… and not about nobly starving for their art, either.
We’ve all seen or read Charles Dickens’ A Christmas Carol. In this classic tale, the wealthy miser Ebenezer Scrooge is shown the worlds of the poor by three spirits, and is especially affected by the glimpse into the life his own underpaid clerk, Bob Crachit, and his son Tiny Tim. In the process, Scrooge becomes a better, more generous man.
Charles Dickens was undoubtedly scarred by experiences with poverty in his own childhood, and his entertaining stories were also sharp weapons for social reform in late Industrial Revolution England. He helped his readers see vividly what it was like to be poor.
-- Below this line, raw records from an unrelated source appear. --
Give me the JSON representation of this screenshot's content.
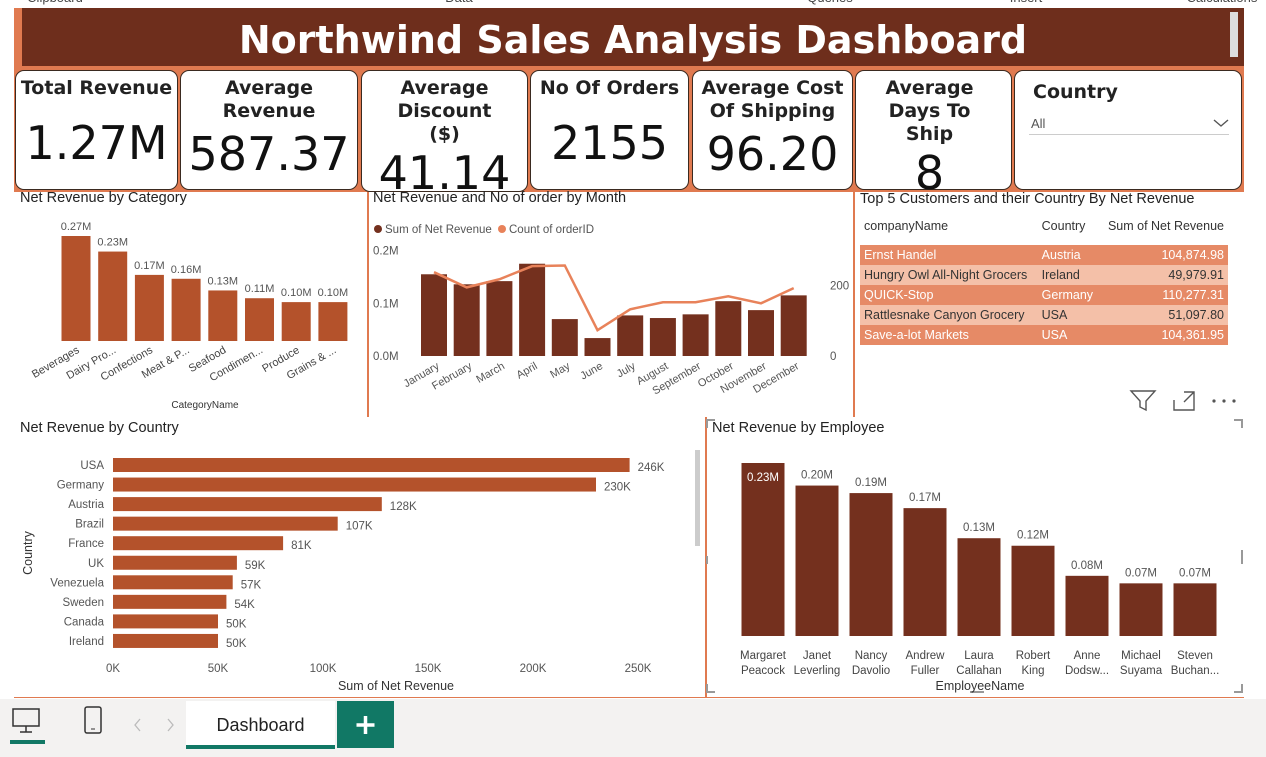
{
  "ribbon": [
    "Clipboard",
    "Data",
    "Queries",
    "Insert",
    "Calculations"
  ],
  "title": "Northwind Sales Analysis Dashboard",
  "cards": [
    {
      "label": "Total Revenue",
      "value": "1.27M"
    },
    {
      "label": "Average Revenue",
      "value": "587.37"
    },
    {
      "label": "Average Discount ($)",
      "value": "41.14"
    },
    {
      "label": "No Of Orders",
      "value": "2155"
    },
    {
      "label": "Average Cost Of Shipping",
      "value": "96.20"
    },
    {
      "label": "Average Days To Ship",
      "value": "8"
    }
  ],
  "filter": {
    "label": "Country",
    "value": "All"
  },
  "chart_data": [
    {
      "type": "bar",
      "title": "Net Revenue by Category",
      "xlabel": "CategoryName",
      "categories": [
        "Beverages",
        "Dairy Pro...",
        "Confections",
        "Meat & P...",
        "Seafood",
        "Condimen...",
        "Produce",
        "Grains & ..."
      ],
      "values": [
        0.27,
        0.23,
        0.17,
        0.16,
        0.13,
        0.11,
        0.1,
        0.1
      ],
      "value_labels": [
        "0.27M",
        "0.23M",
        "0.17M",
        "0.16M",
        "0.13M",
        "0.11M",
        "0.10M",
        "0.10M"
      ],
      "color": "#b4522b"
    },
    {
      "type": "combo",
      "title": "Net Revenue and No of order by Month",
      "categories": [
        "January",
        "February",
        "March",
        "April",
        "May",
        "June",
        "July",
        "August",
        "September",
        "October",
        "November",
        "December"
      ],
      "series": [
        {
          "name": "Sum of Net Revenue",
          "color": "#74301e",
          "kind": "bar",
          "values": [
            0.155,
            0.136,
            0.142,
            0.175,
            0.07,
            0.034,
            0.077,
            0.072,
            0.079,
            0.104,
            0.087,
            0.115
          ]
        },
        {
          "name": "Count of orderID",
          "color": "#e8825a",
          "kind": "line",
          "axis": "y2",
          "values": [
            237,
            194,
            217,
            254,
            256,
            73,
            132,
            152,
            152,
            169,
            149,
            192
          ]
        }
      ],
      "ylim": [
        0,
        0.22
      ],
      "yticks": [
        {
          "value": 0,
          "label": "0.0M"
        },
        {
          "value": 0.1,
          "label": "0.1M"
        },
        {
          "value": 0.2,
          "label": "0.2M"
        }
      ],
      "y2lim": [
        0,
        328
      ],
      "y2ticks": [
        0,
        200
      ]
    },
    {
      "type": "hbar",
      "title": "Net Revenue by Country",
      "xlabel": "Sum of Net Revenue",
      "ylabel": "Country",
      "categories": [
        "USA",
        "Germany",
        "Austria",
        "Brazil",
        "France",
        "UK",
        "Venezuela",
        "Sweden",
        "Canada",
        "Ireland"
      ],
      "values": [
        246,
        230,
        128,
        107,
        81,
        59,
        57,
        54,
        50,
        50
      ],
      "value_labels": [
        "246K",
        "230K",
        "128K",
        "107K",
        "81K",
        "59K",
        "57K",
        "54K",
        "50K",
        "50K"
      ],
      "color": "#b4522b",
      "xlim": [
        0,
        250
      ],
      "xticks": [
        {
          "value": 0,
          "label": "0K"
        },
        {
          "value": 50,
          "label": "50K"
        },
        {
          "value": 100,
          "label": "100K"
        },
        {
          "value": 150,
          "label": "150K"
        },
        {
          "value": 200,
          "label": "200K"
        },
        {
          "value": 250,
          "label": "250K"
        }
      ]
    },
    {
      "type": "bar",
      "title": "Net Revenue by Employee",
      "xlabel": "EmployeeName",
      "categories": [
        "Margaret Peacock",
        "Janet Leverling",
        "Nancy Davolio",
        "Andrew Fuller",
        "Laura Callahan",
        "Robert King",
        "Anne Dodsw...",
        "Michael Suyama",
        "Steven Buchan..."
      ],
      "values": [
        0.23,
        0.2,
        0.19,
        0.17,
        0.13,
        0.12,
        0.08,
        0.07,
        0.07
      ],
      "value_labels": [
        "0.23M",
        "0.20M",
        "0.19M",
        "0.17M",
        "0.13M",
        "0.12M",
        "0.08M",
        "0.07M",
        "0.07M"
      ],
      "color": "#74301e"
    }
  ],
  "table": {
    "title": "Top 5 Customers and their Country By Net Revenue",
    "columns": [
      "companyName",
      "Country",
      "Sum of Net Revenue"
    ],
    "rows": [
      [
        "Ernst Handel",
        "Austria",
        "104,874.98"
      ],
      [
        "Hungry Owl All-Night Grocers",
        "Ireland",
        "49,979.91"
      ],
      [
        "QUICK-Stop",
        "Germany",
        "110,277.31"
      ],
      [
        "Rattlesnake Canyon Grocery",
        "USA",
        "51,097.80"
      ],
      [
        "Save-a-lot Markets",
        "USA",
        "104,361.95"
      ]
    ]
  },
  "tabs": [
    "Dashboard"
  ]
}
Back in the day, poverty was bleak. And things haven’t improved much since. Here in BC, where child poverty rates and costs of living are both sky-high, a member of the provincial legislature (the Opposition party, natch) is spending the month of January trying to live on the welfare rate for a single individual, $610. His name is Jagrup Brar and he’s the MLA for Surrey-Fleetwood – a riding kitty-corner to the notorious Whalley/Central City area of Surrey.
He’s coming in for a hefty dose of criticism for the social experiment, perhaps mainly because of the high salary and pensions for MLAs in BC, which increased by a large percentage in the past few years while minimum wage and social assistance rates stagnated.
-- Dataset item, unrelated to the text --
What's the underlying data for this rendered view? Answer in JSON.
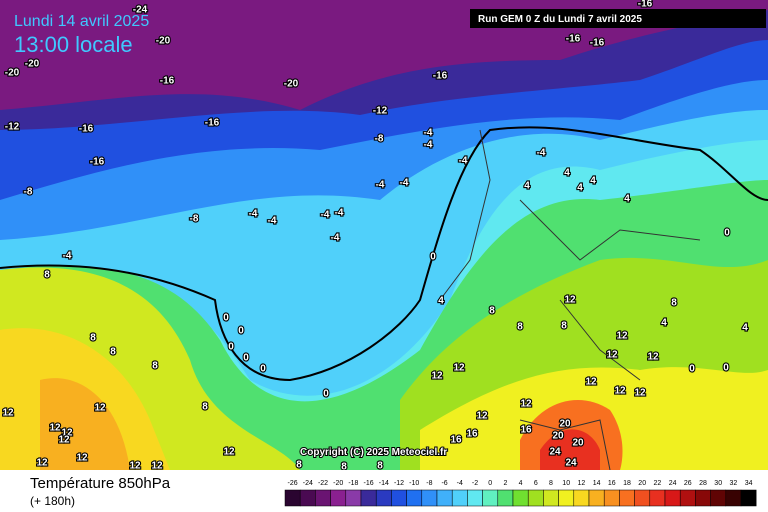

He’s hardly the first politician or writer – two professions whose members are usually drawn from the middle class – to journey into the realm of the poor and write about the experience. Some might call this exploitation, accusing writers of sensationalizing or othering (to use an anthropological term) people in poverty. I suspect this criticism is rooted in the fear: 1) that there are, in fact, different social classes, and 2) of trying the same thing.
But however uncomfortable it makes us, reading accounts of living among those of a different social stratum than ourselves makes us more compassionate people, and less judgmental of those whose struggles are different. Three of my favourite works on poverty are:
Down and Out in Paris and London, George Orwell (1933)
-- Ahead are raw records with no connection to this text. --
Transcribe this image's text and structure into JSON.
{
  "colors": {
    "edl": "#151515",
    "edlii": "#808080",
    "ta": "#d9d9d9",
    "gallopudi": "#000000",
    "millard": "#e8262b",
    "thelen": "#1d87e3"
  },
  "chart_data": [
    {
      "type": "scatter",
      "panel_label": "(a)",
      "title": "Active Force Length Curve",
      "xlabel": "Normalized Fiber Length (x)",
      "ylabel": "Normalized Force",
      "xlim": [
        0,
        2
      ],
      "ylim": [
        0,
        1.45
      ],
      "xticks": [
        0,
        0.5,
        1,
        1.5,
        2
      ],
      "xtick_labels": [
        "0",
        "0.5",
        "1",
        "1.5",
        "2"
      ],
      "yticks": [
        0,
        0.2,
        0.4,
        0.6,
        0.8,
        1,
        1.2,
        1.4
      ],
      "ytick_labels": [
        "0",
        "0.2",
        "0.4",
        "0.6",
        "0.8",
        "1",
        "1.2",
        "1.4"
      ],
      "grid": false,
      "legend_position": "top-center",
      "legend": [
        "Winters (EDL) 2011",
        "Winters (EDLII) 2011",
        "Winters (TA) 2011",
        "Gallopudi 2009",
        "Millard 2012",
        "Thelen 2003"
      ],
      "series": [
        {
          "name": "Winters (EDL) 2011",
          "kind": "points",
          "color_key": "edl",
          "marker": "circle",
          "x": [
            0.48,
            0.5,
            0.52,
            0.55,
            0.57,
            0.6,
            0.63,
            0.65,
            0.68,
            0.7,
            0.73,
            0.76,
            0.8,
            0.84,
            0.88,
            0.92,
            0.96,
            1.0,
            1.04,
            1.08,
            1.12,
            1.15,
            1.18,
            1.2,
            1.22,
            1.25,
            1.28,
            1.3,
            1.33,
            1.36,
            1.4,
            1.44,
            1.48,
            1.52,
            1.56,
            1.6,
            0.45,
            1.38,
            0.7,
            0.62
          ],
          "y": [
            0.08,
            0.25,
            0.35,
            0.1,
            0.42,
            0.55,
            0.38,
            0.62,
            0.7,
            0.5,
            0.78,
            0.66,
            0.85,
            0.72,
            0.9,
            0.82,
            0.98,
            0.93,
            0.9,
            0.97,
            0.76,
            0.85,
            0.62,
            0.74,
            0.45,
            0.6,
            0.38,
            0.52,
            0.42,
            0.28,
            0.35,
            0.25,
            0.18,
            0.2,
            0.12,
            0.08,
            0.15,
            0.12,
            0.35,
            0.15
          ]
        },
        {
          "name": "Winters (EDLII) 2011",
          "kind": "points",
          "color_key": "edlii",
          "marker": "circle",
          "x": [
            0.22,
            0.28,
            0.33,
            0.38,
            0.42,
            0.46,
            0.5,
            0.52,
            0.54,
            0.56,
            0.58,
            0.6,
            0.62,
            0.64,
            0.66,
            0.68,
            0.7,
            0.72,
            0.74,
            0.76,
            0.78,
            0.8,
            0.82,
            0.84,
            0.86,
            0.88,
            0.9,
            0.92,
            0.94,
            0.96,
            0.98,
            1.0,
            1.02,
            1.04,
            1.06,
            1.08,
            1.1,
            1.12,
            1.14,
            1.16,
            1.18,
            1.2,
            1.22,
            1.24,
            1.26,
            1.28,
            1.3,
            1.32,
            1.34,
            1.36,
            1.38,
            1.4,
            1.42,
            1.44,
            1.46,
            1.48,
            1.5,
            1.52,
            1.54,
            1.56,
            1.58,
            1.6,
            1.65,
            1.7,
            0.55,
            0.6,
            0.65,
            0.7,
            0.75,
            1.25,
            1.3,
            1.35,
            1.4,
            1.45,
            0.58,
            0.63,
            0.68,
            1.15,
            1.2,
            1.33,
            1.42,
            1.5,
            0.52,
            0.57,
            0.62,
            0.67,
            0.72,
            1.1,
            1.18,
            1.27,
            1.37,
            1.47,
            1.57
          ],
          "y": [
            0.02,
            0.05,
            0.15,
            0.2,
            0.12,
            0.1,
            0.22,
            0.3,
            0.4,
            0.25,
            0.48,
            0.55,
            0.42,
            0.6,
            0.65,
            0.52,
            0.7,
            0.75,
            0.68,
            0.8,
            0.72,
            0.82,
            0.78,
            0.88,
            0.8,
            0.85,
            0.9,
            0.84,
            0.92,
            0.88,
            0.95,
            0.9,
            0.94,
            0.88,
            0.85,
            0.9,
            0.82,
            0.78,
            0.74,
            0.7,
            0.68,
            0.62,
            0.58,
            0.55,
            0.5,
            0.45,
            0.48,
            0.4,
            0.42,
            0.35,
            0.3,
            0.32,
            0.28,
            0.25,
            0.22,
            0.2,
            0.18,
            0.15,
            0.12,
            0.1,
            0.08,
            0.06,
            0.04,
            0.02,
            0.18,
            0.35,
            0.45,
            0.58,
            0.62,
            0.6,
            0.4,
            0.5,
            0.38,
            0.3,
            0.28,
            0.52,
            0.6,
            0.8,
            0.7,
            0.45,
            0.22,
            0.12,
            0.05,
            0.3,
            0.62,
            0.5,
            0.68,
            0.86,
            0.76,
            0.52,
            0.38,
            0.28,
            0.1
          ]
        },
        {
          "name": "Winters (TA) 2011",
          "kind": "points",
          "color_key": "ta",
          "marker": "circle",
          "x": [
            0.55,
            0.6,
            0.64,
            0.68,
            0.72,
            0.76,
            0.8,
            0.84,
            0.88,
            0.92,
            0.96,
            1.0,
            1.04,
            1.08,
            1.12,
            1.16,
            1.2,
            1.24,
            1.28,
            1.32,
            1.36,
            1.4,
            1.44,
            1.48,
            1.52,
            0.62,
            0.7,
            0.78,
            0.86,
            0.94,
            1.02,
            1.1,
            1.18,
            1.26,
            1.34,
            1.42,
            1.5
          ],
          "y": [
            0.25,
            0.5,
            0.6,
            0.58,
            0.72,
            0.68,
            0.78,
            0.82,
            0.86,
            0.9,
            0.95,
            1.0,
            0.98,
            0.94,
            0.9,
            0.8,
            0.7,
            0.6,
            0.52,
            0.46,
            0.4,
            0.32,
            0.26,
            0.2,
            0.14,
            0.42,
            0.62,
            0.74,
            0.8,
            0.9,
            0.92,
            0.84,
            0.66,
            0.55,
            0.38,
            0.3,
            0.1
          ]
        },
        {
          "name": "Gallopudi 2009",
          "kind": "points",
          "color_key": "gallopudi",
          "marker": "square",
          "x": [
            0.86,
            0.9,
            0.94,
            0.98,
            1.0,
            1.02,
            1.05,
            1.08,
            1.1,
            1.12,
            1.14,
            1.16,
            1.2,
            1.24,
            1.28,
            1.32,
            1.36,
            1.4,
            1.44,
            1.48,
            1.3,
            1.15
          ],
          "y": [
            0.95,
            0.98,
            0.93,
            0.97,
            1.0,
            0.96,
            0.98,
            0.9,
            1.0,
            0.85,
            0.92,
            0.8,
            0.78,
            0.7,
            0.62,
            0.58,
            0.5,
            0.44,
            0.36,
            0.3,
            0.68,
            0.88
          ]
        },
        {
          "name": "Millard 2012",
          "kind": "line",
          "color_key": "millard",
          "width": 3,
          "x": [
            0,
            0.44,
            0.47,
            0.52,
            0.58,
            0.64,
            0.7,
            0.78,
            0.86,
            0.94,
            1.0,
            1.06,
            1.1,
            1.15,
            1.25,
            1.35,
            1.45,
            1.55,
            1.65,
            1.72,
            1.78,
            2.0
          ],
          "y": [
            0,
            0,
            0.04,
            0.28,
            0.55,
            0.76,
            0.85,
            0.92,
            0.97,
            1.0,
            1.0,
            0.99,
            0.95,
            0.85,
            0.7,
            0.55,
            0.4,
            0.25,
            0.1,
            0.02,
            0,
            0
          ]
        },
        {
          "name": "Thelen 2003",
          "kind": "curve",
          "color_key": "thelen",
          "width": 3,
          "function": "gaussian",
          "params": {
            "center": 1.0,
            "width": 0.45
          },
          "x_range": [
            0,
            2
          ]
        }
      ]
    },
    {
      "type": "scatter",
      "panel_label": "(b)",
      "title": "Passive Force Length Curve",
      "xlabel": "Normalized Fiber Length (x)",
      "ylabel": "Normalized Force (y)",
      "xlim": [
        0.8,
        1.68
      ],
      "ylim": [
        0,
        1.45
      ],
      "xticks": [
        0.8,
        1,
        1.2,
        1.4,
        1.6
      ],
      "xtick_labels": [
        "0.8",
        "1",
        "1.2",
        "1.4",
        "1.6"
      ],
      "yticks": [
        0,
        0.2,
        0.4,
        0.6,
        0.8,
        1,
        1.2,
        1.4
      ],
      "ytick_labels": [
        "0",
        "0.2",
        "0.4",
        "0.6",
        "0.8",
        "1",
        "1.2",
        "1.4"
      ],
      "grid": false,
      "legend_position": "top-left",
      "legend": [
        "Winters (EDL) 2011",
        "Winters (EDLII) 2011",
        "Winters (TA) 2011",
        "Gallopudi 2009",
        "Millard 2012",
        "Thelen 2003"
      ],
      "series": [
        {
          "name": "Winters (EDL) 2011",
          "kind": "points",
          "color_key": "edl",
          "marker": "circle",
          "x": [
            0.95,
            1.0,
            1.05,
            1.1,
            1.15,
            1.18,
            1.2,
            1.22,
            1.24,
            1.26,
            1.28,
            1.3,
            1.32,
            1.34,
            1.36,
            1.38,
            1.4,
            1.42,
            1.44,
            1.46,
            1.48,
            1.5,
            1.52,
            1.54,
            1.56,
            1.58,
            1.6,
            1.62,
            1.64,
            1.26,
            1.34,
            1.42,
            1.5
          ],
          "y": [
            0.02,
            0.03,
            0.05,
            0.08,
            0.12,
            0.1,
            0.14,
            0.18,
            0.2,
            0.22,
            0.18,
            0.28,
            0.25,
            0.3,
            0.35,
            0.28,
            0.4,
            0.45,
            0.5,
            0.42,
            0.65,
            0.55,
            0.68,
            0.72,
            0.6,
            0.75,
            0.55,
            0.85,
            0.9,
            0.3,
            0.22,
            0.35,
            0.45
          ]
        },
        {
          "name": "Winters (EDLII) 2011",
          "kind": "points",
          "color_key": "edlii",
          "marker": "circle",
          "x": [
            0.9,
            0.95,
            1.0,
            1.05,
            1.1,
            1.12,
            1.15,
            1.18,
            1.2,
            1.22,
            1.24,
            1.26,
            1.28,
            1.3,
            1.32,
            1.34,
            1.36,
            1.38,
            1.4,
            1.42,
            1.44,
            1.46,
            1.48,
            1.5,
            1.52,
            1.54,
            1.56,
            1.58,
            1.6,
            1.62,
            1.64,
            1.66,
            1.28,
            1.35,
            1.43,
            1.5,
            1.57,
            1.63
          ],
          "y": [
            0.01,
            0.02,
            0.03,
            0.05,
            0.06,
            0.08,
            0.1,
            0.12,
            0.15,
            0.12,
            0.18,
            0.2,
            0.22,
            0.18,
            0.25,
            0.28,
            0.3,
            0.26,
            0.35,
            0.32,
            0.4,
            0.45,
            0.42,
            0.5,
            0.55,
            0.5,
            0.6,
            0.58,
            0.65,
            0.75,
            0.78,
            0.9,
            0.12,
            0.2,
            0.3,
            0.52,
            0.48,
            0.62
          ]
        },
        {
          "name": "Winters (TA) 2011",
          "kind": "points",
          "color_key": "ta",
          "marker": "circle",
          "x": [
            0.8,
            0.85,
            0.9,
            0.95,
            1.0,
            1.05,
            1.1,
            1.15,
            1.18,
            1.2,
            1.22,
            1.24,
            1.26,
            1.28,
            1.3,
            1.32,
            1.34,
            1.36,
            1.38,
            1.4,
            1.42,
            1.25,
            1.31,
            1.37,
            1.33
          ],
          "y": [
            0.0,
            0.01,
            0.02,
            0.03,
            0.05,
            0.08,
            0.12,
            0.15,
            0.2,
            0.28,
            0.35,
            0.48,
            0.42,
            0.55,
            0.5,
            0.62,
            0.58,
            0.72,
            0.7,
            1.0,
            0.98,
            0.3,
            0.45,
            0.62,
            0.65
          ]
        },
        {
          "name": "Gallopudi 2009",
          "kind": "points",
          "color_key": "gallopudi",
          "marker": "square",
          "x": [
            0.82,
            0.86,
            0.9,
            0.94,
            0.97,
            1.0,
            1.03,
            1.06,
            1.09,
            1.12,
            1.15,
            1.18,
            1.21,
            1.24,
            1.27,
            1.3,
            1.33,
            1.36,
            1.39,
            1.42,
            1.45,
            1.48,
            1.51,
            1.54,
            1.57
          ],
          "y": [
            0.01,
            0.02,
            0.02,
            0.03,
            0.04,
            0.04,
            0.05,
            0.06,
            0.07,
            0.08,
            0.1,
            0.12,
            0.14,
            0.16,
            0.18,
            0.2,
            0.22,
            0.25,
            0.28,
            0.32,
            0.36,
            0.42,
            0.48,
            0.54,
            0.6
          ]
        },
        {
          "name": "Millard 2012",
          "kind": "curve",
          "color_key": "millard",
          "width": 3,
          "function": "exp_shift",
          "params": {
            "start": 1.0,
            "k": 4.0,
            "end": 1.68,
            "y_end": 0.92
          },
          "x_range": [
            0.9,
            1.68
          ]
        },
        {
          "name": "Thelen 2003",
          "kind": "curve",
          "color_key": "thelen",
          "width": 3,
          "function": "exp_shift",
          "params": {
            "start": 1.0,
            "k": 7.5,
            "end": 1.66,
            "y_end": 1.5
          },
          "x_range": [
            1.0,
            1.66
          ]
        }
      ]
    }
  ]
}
While not a biographical account, this book vividly describes the struggles of a young writer working menial jobs in Paris restaurants and being homeless and penniless in London. In the latter part of the book especially, the writer is confounded by the amount of going through the motions one has to do in order to receive charity, how doing such motions prevents him from getting real work, and how being branded an outcast by virtue of being homeless and in receipt of charity prevents him from getting out of cycle of poverty. But, as he famously writes, there is also ” a feeling of relief, almost of pleasure, of knowing yourself at last genuinely down and out. You have have talked so often of going to the dogs – and well, here are the dogs, and you have reached them, and you can stand it.”
Nickel and Dimed: On (Not) Getting By in America, Barbara Ehrenreich (2001)
The author, an established American writer with a bent for social reform, came up with the idea of leaving her comfy writer’s life and going undercover to see how people actually survive on minimum wage. Spoiler: they don’t. As Ehrenreich finds in stints as a waitress, hotel chambermaid, Walmart clerk and nursing home aide (a minimum wage job in the US), there are no special economies among the poor, and a host of costs, from having to rent by the month at expensive yet rundown motels when you don’t have enough funds for an apartment to having to eat convenience foods and fast food rather than cooking meals due to lacking a kitchen. Not to mention the everyday indignities of being a foot soldier in the minimum wage army – where labour is easily replaced and they don’t let you forget it. Ehrenreich doesn’t leave her writer’s skills behind, however, so this book entertains as it enlightens.
The Door is Open: Memoir of a Soup Kitchen Volunteer, Bart Campbell (2001)
This book is based on Bart Campbell’s journals of volunteering at a soup kitchen in Vancouver’s Downtown Eastside, an area often called “Canada’s poorest postal code” and known for rundown hotels, dive bars, open drug use … You don’t have to look to find poverty and struggle here, it’s all right there in the open. As Campbell writes about the soup kitchen’s denizens and Brother Tim, the charismatic priest who runs the place, he covers a wide range of topics on life at street level: charity, drugs, prostitution, foster kids, alcoholics, police and prisons, Aboriginal people, flophouses. The stories and diary excerpts provide a window into this world, one that Campbell is aware of being not all that far away. Despite awakening readers to the feeling that there is indeed a system, riddled with good intentions, that keeps the poor in place, he also gives us a glimpse of the community that sustains people when they have little else to live on.
What can be done? I’m not sure but awareness is a start. By reading first-hand accounts, you start to blame people less and start looking at the systems and circumstances that create poverty, from mass layoffs to excessive bureaucracies to attitudes about welfare to bad luck to the simple fact that it takes a lot to swim upward in a downward spiral.